Supply chains are increasingly faltering due to geopolitical challenges such as trade conflicts, natural disasters, the pandemic and climate change. Drought threatens global trade through the Panama Canal. Recently, the Houthi attacks on ships in the Red Sea had huge effects on world trade. There seems to be no end to the disruptions. Are we going to learn to deal with them better?
‘I find that difficult. For a long time, the economic idea of free world trade was the highest ideal and we all focused on that. Now you see how vulnerable we are to this specialization in certain areas, and the call to become more self-sufficient follows in its wake. Yet that can only be the solution to a certain extent. Of course, you can investigate whether you really need certain raw materials or whether you can make do with a substitute, but not everything can come from our own region. For some products we depend on China, where human rights such as privacy are weighed differently than in Europe. For the next few decades, we will still depend on oil and gas, and we will have to import that from elsewhere. That is a fact of life, whether you like it or not.

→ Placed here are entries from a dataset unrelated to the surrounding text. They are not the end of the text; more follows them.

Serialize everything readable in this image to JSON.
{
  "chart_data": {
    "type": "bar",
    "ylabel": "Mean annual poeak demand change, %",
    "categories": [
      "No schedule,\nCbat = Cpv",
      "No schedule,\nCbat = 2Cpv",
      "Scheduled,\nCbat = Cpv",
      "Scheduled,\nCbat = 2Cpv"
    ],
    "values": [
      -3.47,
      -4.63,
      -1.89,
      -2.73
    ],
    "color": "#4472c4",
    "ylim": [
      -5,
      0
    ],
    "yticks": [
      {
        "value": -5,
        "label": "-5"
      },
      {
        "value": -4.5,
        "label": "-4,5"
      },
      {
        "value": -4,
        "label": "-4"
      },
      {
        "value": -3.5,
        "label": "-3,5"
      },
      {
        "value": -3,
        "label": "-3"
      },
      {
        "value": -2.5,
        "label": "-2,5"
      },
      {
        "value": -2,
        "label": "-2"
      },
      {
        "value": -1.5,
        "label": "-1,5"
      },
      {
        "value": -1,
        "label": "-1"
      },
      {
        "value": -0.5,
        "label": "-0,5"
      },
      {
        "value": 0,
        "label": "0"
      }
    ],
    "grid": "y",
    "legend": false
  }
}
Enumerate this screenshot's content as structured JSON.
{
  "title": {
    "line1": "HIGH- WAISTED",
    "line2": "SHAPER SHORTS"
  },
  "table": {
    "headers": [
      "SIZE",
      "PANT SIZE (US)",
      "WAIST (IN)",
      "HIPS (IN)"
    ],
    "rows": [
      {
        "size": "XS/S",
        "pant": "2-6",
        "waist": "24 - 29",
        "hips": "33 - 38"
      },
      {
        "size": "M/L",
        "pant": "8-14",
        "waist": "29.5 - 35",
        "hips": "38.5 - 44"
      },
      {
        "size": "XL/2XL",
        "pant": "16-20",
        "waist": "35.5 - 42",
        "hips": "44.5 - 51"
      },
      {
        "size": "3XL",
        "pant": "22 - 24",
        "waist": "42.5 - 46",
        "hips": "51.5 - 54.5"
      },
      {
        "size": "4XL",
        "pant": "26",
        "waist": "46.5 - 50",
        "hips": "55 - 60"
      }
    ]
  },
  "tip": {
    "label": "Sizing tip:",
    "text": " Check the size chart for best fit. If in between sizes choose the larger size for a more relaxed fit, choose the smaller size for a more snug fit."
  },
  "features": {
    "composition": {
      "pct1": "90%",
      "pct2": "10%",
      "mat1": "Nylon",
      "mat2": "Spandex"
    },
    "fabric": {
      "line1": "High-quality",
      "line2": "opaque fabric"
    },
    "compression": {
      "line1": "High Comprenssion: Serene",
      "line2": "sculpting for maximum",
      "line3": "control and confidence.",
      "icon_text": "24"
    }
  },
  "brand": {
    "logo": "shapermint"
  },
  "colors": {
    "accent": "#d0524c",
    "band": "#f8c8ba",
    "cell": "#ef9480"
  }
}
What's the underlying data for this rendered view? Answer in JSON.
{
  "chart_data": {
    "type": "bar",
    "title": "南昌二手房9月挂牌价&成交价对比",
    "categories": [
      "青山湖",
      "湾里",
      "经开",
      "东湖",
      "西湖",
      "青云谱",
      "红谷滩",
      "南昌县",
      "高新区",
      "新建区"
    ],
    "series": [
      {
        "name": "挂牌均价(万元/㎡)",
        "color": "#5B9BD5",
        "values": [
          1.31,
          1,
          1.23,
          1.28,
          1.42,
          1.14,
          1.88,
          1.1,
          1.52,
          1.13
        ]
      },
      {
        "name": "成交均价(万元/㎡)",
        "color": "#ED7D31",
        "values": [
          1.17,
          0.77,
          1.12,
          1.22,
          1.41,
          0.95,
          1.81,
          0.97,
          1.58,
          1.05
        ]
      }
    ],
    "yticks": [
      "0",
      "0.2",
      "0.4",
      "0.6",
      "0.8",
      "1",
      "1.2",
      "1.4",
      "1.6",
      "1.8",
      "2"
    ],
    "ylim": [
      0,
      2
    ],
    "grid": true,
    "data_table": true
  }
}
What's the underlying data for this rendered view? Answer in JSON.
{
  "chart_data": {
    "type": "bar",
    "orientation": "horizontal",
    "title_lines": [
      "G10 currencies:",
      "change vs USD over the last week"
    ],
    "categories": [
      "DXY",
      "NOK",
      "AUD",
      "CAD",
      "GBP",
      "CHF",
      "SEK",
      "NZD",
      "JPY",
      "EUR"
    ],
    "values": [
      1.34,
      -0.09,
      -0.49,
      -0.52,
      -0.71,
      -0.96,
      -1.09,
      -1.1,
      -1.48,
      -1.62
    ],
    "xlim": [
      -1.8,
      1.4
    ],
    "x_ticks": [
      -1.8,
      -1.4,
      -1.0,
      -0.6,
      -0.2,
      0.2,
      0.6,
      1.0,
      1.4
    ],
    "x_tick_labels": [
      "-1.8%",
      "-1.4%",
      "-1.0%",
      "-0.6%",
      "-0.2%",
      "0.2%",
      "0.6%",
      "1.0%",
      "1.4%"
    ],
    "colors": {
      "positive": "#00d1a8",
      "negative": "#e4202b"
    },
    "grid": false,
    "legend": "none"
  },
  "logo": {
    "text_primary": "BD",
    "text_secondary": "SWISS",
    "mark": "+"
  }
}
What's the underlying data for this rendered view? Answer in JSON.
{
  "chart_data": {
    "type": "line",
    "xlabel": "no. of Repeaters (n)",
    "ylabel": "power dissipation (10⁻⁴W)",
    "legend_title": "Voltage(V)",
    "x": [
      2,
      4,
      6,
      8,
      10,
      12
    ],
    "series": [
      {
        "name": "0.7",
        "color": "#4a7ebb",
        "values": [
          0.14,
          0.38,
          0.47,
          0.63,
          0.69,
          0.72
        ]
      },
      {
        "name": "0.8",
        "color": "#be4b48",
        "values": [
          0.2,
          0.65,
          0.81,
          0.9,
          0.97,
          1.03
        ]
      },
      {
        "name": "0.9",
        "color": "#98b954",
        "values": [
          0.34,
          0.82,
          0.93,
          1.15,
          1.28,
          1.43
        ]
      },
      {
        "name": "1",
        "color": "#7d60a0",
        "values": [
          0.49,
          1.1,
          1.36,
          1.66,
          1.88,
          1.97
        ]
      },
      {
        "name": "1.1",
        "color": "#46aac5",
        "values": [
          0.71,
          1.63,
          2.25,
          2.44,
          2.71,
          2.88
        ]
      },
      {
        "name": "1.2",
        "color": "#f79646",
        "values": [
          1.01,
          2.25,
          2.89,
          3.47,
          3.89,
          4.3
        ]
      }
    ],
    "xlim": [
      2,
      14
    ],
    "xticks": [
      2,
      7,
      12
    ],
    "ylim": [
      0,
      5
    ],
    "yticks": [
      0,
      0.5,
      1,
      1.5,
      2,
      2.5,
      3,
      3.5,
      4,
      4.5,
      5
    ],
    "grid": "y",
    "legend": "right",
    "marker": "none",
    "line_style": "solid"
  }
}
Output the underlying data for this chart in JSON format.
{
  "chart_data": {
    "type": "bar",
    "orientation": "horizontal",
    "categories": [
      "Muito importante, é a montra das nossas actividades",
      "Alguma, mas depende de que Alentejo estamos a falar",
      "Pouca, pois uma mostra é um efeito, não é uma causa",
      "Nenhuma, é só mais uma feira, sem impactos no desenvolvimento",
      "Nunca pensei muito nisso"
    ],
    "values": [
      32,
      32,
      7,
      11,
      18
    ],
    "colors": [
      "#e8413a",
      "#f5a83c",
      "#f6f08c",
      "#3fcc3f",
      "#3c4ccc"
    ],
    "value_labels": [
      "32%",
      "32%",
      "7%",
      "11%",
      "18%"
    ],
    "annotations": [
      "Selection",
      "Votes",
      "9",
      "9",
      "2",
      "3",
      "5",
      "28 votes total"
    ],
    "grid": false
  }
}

For the time being, it is a utopia that everyone will produce according to ESG criteria. A transition simply needs time. Moreover, when it comes to sustainability, there is a paradox between short-term consumption behavior and long-term responsibility. You see this, for example, with young people. They care about the environment, it is often said, but at the same time they buy cheap things from Chinese parties. The buying behavior of consumers in physical and online stores is in the here and now. They do not want to have to think about how responsible a product is at that moment. Not everyone has the time and knowledge to research whether it is local and sustainable. Not everyone can afford that fine, local wine either.
Sustainability is driven only to a small extent by consumers and needs to come from companies and be facilitated by businesses. That is where the impact is, especially with large companies like Unilever and Procter & Gamble or fast-food restaurants like McDonalds and KFC, which, incidentally, already work extensively with organic products and sustainable materials. We must be careful to not view the world from the perspective of our own bubble too much.’

This interview was published in Management Scope 04 2024.